Können Sie diese positiven Auswirkungen irgendwie messen oder belegen?

Blasberg-Bense: Also, das ist in der Schule immer ganz schwierig. Wir bilden Menschen aus, um verantwortlich diese demokratische Gesellschaft mitzugestalten, und die langfristigen Effekte können Sie ja nicht ein halbes Jahr später messen. Aber das wird sich sicherlich in den nächsten Jahren zeigen, an den Besucherzahlen im Ballett, an dem Interesse an Kultur. Aber wir sehen auch kurzfristige Effekte da, wo die Projekte stattgefunden haben, und zwar daran, dass das Interesse weiter hoch ist.

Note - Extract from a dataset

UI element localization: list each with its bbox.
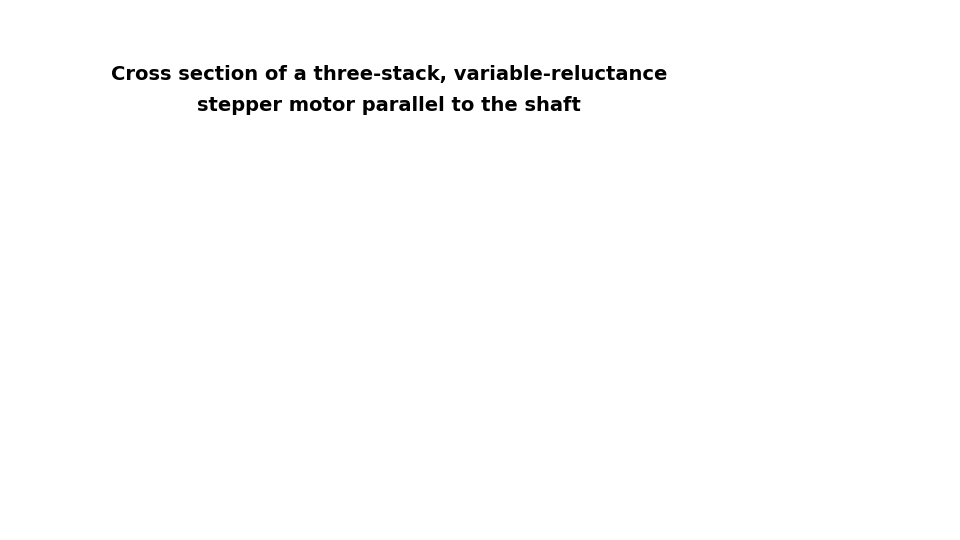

Kaiser: Kulturelle Bildung ist ein Wert an sich. Es geht dabei nicht darum, dass bestimmte Inhalte vermittelt werden, die hinterher abfragbar sind. Sondern ich glaube, man gewinnt mit Hilfe der Kultur eine positive Einstellung zum Leben. Ästhetische Fragestellungen und Überlegungen können auch dazu führen, über sich selbst mehr zu erfahren und sich seiner selbst immer wieder neu zu vergewissern. Und das ist doch insbesondere wichtig für Menschen aus Elternhäusern, in denen Kultur bisher keinen hohen Stellenwert hatte. Das betrifft die eigene Haltung und genauso den Respekt vor anderen, das gehört zur demokratischen Kultur. Das halte ich für essenziell.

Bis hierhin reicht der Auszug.